Mechanism of Action of Inhaled Anesthetics

Inhaled anesthetics act in different ways at the level of the central nervous system. They may disrupt normal synaptic transmission by interfering with the release of neurotransmitters from presynaptic nerve terminal (enhance or depress excitatory or inhibitory transmission), by altering the re-uptake of neurotransmitters, by changing the binding of neurotransmitters to the post-synaptic receptor sites, or by influencing the ionic conductance change that follows activation of the post-synaptic receptor by neurotransmitters. Both, pre- and postsynaptic effects have been found.

Direct interaction with the neuronal plasma membrane is very likely, but indirect action via production of a second messenger also remains possible. The high correlation between lipid solubility and anesthetic potency suggests that inhalation anesthetics have a hydrophobic site of action. Inhalation agents may bind to both membrane lipids and proteins. It is at this time not clear which of the different theories are most likely to be the main mechanism of action of inhalation anesthetics.

The Meyer-Overton theory describes the correlation between lipid solubility of inhaled anesthetics and MAC and suggests that anesthesia occurs when a sufficient number of inhalation anesthetic molecules dissolve in the lipid cell membrane. The Meyer-Overton rule postulates that the number of molecules dissolved in the lipid cell membrane and not the type of inhalation agent causes anesthesia. Combinations of different inhaled anesthetics may have additive effects at the level of the cell membrane.

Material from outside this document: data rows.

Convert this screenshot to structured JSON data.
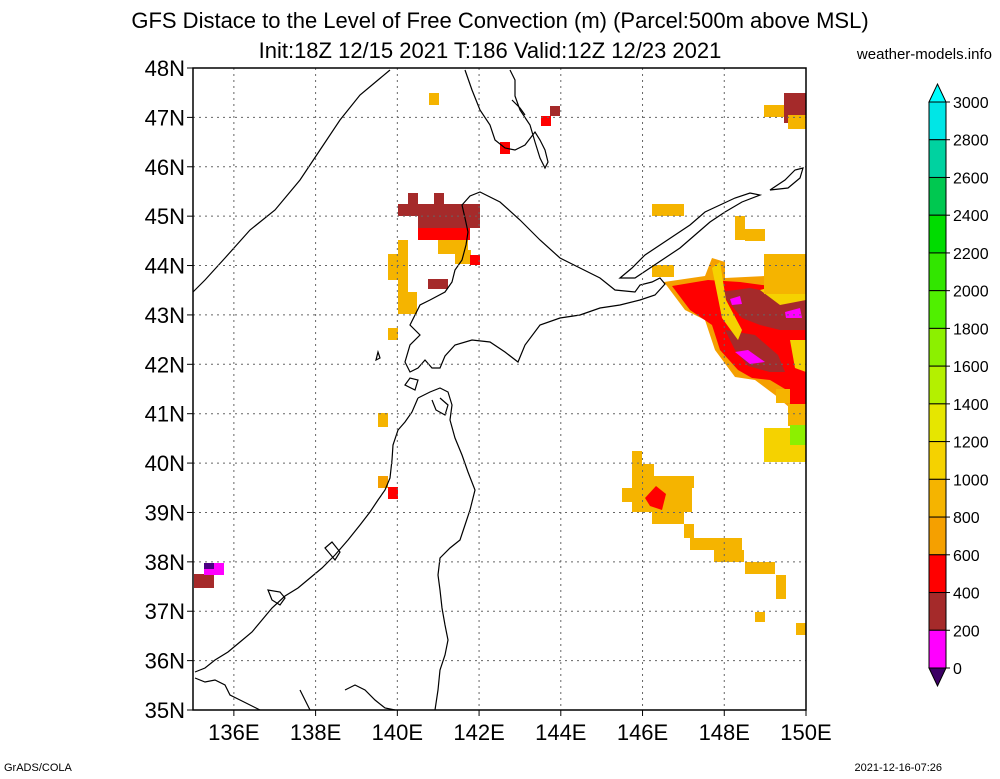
{
  "title": {
    "line1": "GFS Distace to the Level of Free Convection (m) (Parcel:500m above MSL)",
    "line2": "Init:18Z 12/15 2021 T:186 Valid:12Z 12/23 2021",
    "site": "weather-models.info"
  },
  "footer": {
    "left": "GrADS/COLA",
    "right": "2021-12-16-07:26"
  },
  "map": {
    "lat_labels": [
      "48N",
      "47N",
      "46N",
      "45N",
      "44N",
      "43N",
      "42N",
      "41N",
      "40N",
      "39N",
      "38N",
      "37N",
      "36N",
      "35N"
    ],
    "lon_labels": [
      "136E",
      "138E",
      "140E",
      "142E",
      "144E",
      "146E",
      "148E",
      "150E"
    ],
    "lat_range": [
      35,
      48
    ],
    "lon_range": [
      135,
      150
    ],
    "grid": true
  },
  "colorbar": {
    "labels": [
      "3000",
      "2800",
      "2600",
      "2400",
      "2200",
      "2000",
      "1800",
      "1600",
      "1400",
      "1200",
      "1000",
      "800",
      "600",
      "400",
      "200",
      "0"
    ],
    "colors": [
      "#00e6e6",
      "#00d2a0",
      "#00c850",
      "#00dc00",
      "#32e600",
      "#50f000",
      "#8cf000",
      "#b4f000",
      "#e6e600",
      "#f5d200",
      "#f5b400",
      "#f5a000",
      "#ff0000",
      "#a52a2a",
      "#ff00ff",
      "#4b0082"
    ]
  },
  "features": {
    "coast_color": "#000000",
    "field_colors": {
      "purple": "#4b0082",
      "magenta": "#ff00ff",
      "brown": "#a52a2a",
      "red": "#ff0000",
      "orange": "#f5a000",
      "light_orange": "#f5b400",
      "yellow_orange": "#f5d200",
      "green": "#8cf000"
    }
  }
}
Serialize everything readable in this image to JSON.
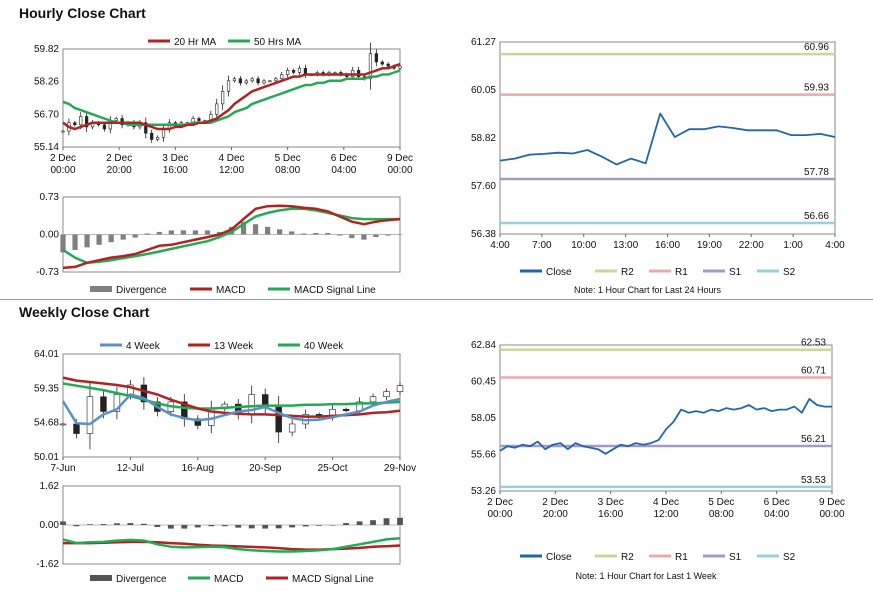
{
  "sections": {
    "hourly_title": "Hourly Close Chart",
    "weekly_title": "Weekly Close Chart"
  },
  "colors": {
    "ma_red": "#b22222",
    "ma_green": "#22aa55",
    "close_blue": "#2166ac",
    "r2": "#c8d89a",
    "r1": "#e8aaaa",
    "s1": "#a898c8",
    "s2": "#9ad0dc",
    "week4": "#5b8fc8",
    "divergence": "#808080"
  },
  "chart_data": [
    {
      "id": "hourly_price",
      "type": "candlestick",
      "legend": [
        "20 Hr MA",
        "50 Hrs MA"
      ],
      "ylim": [
        55.14,
        59.82
      ],
      "yticks": [
        "59.82",
        "58.26",
        "56.70",
        "55.14"
      ],
      "xticks": [
        [
          "2 Dec",
          "00:00"
        ],
        [
          "2 Dec",
          "20:00"
        ],
        [
          "3 Dec",
          "16:00"
        ],
        [
          "4 Dec",
          "12:00"
        ],
        [
          "5 Dec",
          "08:00"
        ],
        [
          "6 Dec",
          "04:00"
        ],
        [
          "9 Dec",
          "00:00"
        ]
      ],
      "close": [
        55.9,
        56.3,
        56.2,
        56.6,
        56.1,
        56.3,
        56.2,
        56.0,
        56.4,
        56.5,
        56.2,
        56.3,
        56.1,
        56.3,
        55.8,
        55.5,
        55.6,
        56.0,
        56.3,
        56.2,
        56.3,
        56.3,
        56.5,
        56.4,
        56.4,
        56.7,
        57.2,
        57.8,
        58.3,
        58.4,
        58.2,
        58.3,
        58.4,
        58.2,
        58.3,
        58.3,
        58.4,
        58.6,
        58.8,
        58.7,
        58.9,
        58.6,
        58.6,
        58.7,
        58.6,
        58.7,
        58.7,
        58.6,
        58.5,
        58.8,
        58.5,
        58.4,
        59.6,
        59.2,
        59.1,
        59.0,
        58.9,
        59.0
      ],
      "ma20": [
        56.3,
        56.1,
        56.0,
        56.1,
        56.2,
        56.3,
        56.3,
        56.3,
        56.3,
        56.3,
        56.3,
        56.3,
        56.3,
        56.3,
        56.2,
        56.1,
        56.0,
        56.0,
        56.0,
        56.1,
        56.1,
        56.2,
        56.2,
        56.3,
        56.3,
        56.4,
        56.5,
        56.7,
        56.9,
        57.2,
        57.4,
        57.6,
        57.8,
        57.9,
        58.0,
        58.1,
        58.2,
        58.3,
        58.4,
        58.5,
        58.5,
        58.6,
        58.6,
        58.6,
        58.6,
        58.6,
        58.6,
        58.6,
        58.6,
        58.6,
        58.6,
        58.6,
        58.7,
        58.8,
        58.9,
        58.9,
        59.0,
        59.1
      ],
      "ma50": [
        57.3,
        57.2,
        57.0,
        56.9,
        56.8,
        56.7,
        56.6,
        56.5,
        56.4,
        56.3,
        56.3,
        56.2,
        56.2,
        56.2,
        56.2,
        56.2,
        56.2,
        56.2,
        56.2,
        56.2,
        56.2,
        56.2,
        56.3,
        56.3,
        56.3,
        56.3,
        56.4,
        56.5,
        56.6,
        56.8,
        56.9,
        57.0,
        57.2,
        57.3,
        57.4,
        57.5,
        57.6,
        57.7,
        57.8,
        57.9,
        58.0,
        58.1,
        58.1,
        58.2,
        58.2,
        58.3,
        58.3,
        58.3,
        58.4,
        58.4,
        58.4,
        58.4,
        58.5,
        58.5,
        58.6,
        58.6,
        58.7,
        58.8
      ]
    },
    {
      "id": "hourly_macd",
      "type": "line",
      "legend": [
        "Divergence",
        "MACD",
        "MACD Signal Line"
      ],
      "ylim": [
        -0.73,
        0.73
      ],
      "yticks": [
        "0.73",
        "0.00",
        "-0.73"
      ],
      "macd": [
        -0.65,
        -0.63,
        -0.55,
        -0.5,
        -0.45,
        -0.42,
        -0.38,
        -0.3,
        -0.22,
        -0.2,
        -0.15,
        -0.1,
        -0.05,
        0.0,
        0.1,
        0.3,
        0.5,
        0.55,
        0.56,
        0.55,
        0.52,
        0.5,
        0.45,
        0.35,
        0.25,
        0.2,
        0.25,
        0.28,
        0.3
      ],
      "signal": [
        -0.3,
        -0.45,
        -0.55,
        -0.53,
        -0.5,
        -0.46,
        -0.42,
        -0.38,
        -0.33,
        -0.28,
        -0.23,
        -0.18,
        -0.13,
        -0.05,
        0.05,
        0.2,
        0.35,
        0.42,
        0.47,
        0.5,
        0.5,
        0.47,
        0.42,
        0.37,
        0.32,
        0.3,
        0.3,
        0.3,
        0.3
      ],
      "divergence": [
        -0.35,
        -0.3,
        -0.25,
        -0.2,
        -0.15,
        -0.1,
        -0.06,
        0.02,
        0.05,
        0.08,
        0.08,
        0.08,
        0.08,
        0.05,
        0.15,
        0.25,
        0.2,
        0.15,
        0.1,
        0.06,
        0.02,
        0.03,
        0.03,
        -0.02,
        -0.07,
        -0.1,
        -0.05,
        -0.02,
        0.0
      ]
    },
    {
      "id": "hourly_24h",
      "type": "line",
      "ylim": [
        56.38,
        61.27
      ],
      "yticks": [
        "61.27",
        "60.05",
        "58.82",
        "57.60",
        "56.38"
      ],
      "xticks": [
        "4:00",
        "7:00",
        "10:00",
        "13:00",
        "16:00",
        "19:00",
        "22:00",
        "1:00",
        "4:00"
      ],
      "levels": {
        "R2": 60.96,
        "R1": 59.93,
        "S1": 57.78,
        "S2": 56.66
      },
      "level_labels": {
        "R2": "60.96",
        "R1": "59.93",
        "S1": "57.78",
        "S2": "56.66"
      },
      "close": [
        58.25,
        58.3,
        58.4,
        58.42,
        58.45,
        58.43,
        58.52,
        58.35,
        58.15,
        58.3,
        58.18,
        59.45,
        58.85,
        59.05,
        59.05,
        59.12,
        59.08,
        59.02,
        59.02,
        59.02,
        58.9,
        58.9,
        58.93,
        58.85
      ],
      "legend": [
        "Close",
        "R2",
        "R1",
        "S1",
        "S2"
      ],
      "note": "Note: 1 Hour Chart for Last 24 Hours"
    },
    {
      "id": "weekly_price",
      "type": "candlestick",
      "legend": [
        "4 Week",
        "13 Week",
        "40 Week"
      ],
      "ylim": [
        50.01,
        64.01
      ],
      "yticks": [
        "64.01",
        "59.35",
        "54.68",
        "50.01"
      ],
      "xticks": [
        "7-Jun",
        "12-Jul",
        "16-Aug",
        "20-Sep",
        "25-Oct",
        "29-Nov"
      ],
      "close": [
        54.5,
        53.2,
        58.2,
        56.2,
        58.5,
        59.8,
        57.5,
        56.2,
        57.5,
        55.2,
        54.3,
        56.6,
        57.2,
        55.8,
        58.5,
        56.8,
        53.4,
        54.5,
        55.8,
        55.5,
        56.5,
        56.3,
        57.5,
        58.2,
        58.9,
        59.7
      ],
      "week4": [
        57.6,
        54.6,
        54.5,
        55.8,
        56.5,
        58.5,
        58.0,
        56.8,
        55.8,
        55.3,
        55.0,
        55.2,
        55.7,
        56.2,
        56.4,
        56.8,
        56.0,
        55.3,
        55.0,
        55.1,
        55.4,
        55.8,
        56.2,
        57.0,
        57.5,
        57.9
      ],
      "week13": [
        60.8,
        60.4,
        60.2,
        60.0,
        59.8,
        59.5,
        59.0,
        58.5,
        57.8,
        57.2,
        56.6,
        56.2,
        56.0,
        55.9,
        55.8,
        55.8,
        55.7,
        55.6,
        55.5,
        55.5,
        55.6,
        55.7,
        55.8,
        56.0,
        56.1,
        56.3
      ],
      "week40": [
        60.0,
        59.7,
        59.4,
        59.1,
        58.7,
        58.3,
        57.8,
        57.3,
        56.9,
        56.7,
        56.6,
        56.6,
        56.7,
        56.8,
        56.9,
        57.0,
        57.0,
        57.0,
        57.1,
        57.1,
        57.2,
        57.2,
        57.3,
        57.3,
        57.4,
        57.5
      ]
    },
    {
      "id": "weekly_macd",
      "type": "line",
      "legend": [
        "Divergence",
        "MACD",
        "MACD Signal Line"
      ],
      "ylim": [
        -1.62,
        1.62
      ],
      "yticks": [
        "1.62",
        "0.00",
        "-1.62"
      ],
      "macd": [
        -0.6,
        -0.75,
        -0.72,
        -0.7,
        -0.65,
        -0.62,
        -0.65,
        -0.8,
        -0.9,
        -0.93,
        -0.92,
        -0.9,
        -0.92,
        -1.0,
        -1.05,
        -1.08,
        -1.1,
        -1.1,
        -1.08,
        -1.05,
        -1.0,
        -0.9,
        -0.8,
        -0.7,
        -0.6,
        -0.55
      ],
      "signal": [
        -0.75,
        -0.75,
        -0.75,
        -0.74,
        -0.72,
        -0.7,
        -0.7,
        -0.72,
        -0.75,
        -0.78,
        -0.82,
        -0.85,
        -0.87,
        -0.89,
        -0.91,
        -0.93,
        -0.96,
        -1.0,
        -1.02,
        -1.02,
        -1.0,
        -0.98,
        -0.95,
        -0.9,
        -0.88,
        -0.85
      ],
      "divergence": [
        0.15,
        -0.05,
        0.03,
        0.04,
        0.07,
        0.08,
        0.05,
        -0.08,
        -0.15,
        -0.15,
        -0.1,
        -0.05,
        -0.05,
        -0.11,
        -0.14,
        -0.15,
        -0.14,
        -0.1,
        -0.06,
        -0.03,
        0.0,
        0.08,
        0.15,
        0.2,
        0.28,
        0.3
      ]
    },
    {
      "id": "weekly_1w",
      "type": "line",
      "ylim": [
        53.26,
        62.84
      ],
      "yticks": [
        "62.84",
        "60.45",
        "58.05",
        "55.66",
        "53.26"
      ],
      "xticks": [
        [
          "2 Dec",
          "00:00"
        ],
        [
          "2 Dec",
          "20:00"
        ],
        [
          "3 Dec",
          "16:00"
        ],
        [
          "4 Dec",
          "12:00"
        ],
        [
          "5 Dec",
          "08:00"
        ],
        [
          "6 Dec",
          "04:00"
        ],
        [
          "9 Dec",
          "00:00"
        ]
      ],
      "levels": {
        "R2": 62.53,
        "R1": 60.71,
        "S1": 56.21,
        "S2": 53.53
      },
      "level_labels": {
        "R2": "62.53",
        "R1": "60.71",
        "S1": "56.21",
        "S2": "53.53"
      },
      "close": [
        55.9,
        56.2,
        56.1,
        56.3,
        56.2,
        56.5,
        56.0,
        56.3,
        56.4,
        56.0,
        56.4,
        56.2,
        56.1,
        56.0,
        55.7,
        56.0,
        56.3,
        56.2,
        56.4,
        56.3,
        56.4,
        56.6,
        57.3,
        57.8,
        58.6,
        58.4,
        58.5,
        58.4,
        58.6,
        58.5,
        58.7,
        58.6,
        58.7,
        58.9,
        58.6,
        58.7,
        58.5,
        58.6,
        58.6,
        58.8,
        58.4,
        59.3,
        58.9,
        58.8,
        58.8
      ],
      "legend": [
        "Close",
        "R2",
        "R1",
        "S1",
        "S2"
      ],
      "note": "Note: 1 Hour Chart for Last 1 Week"
    }
  ]
}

However, the Meyer-Overton theory does not describe why anesthesia occurs. Mullins expanded the Meyer-Overton rule by adding the so-called Critical Volume Hypothesis. He stated that the absorption of anesthetic molecules could expand the volume of a hydrophobic region within the cell membrane and subsequently distort channels necessary for sodium ion flux and the development of action potentials necessary for synaptic transmission. The fact that anesthesia occurs with significant increase in volume of hydrophobic solvents and is reversible by compressing the volume of the expanded hydrophobic region of the cell membrane supports Mullins Critical Volume Hypothesis.

The protein receptor hypothesis postulates that protein receptors in the central nervous system are responsible for the mechanism of action of inhaled anesthetics. This theory is supported by the steep dose response curve for inhaled anesthetics. However, it remains unclear if inhaled agents disrupt ion flow through membrane channels by an indirect action on the lipid membrane, via a second messenger, or by direct and specific binding to channel proteins.

Another theory describes the activation of Gamma-Aminobutyric acid (GABA) receptors by the inhalation anesthetics. Volatile agents may activate GABA channels and hyperpolarize cell membranes. In addition, they may inhibit certain calcium channels and therefore prevent release of neurotransmitters and inhibit glutamate channels. Volatile anesthetics share therefore common cellular actions with other sedative, hypnotic or analgesic drugs.

Each of the mentioned theories describes a unitary theory of narcosis. They all concentrate more or less on an unique site of action for inhaled anesthetics. The true mechanism of action of volatile anesthetics may be a combination of two or more such theories described as multisite action hypothesis.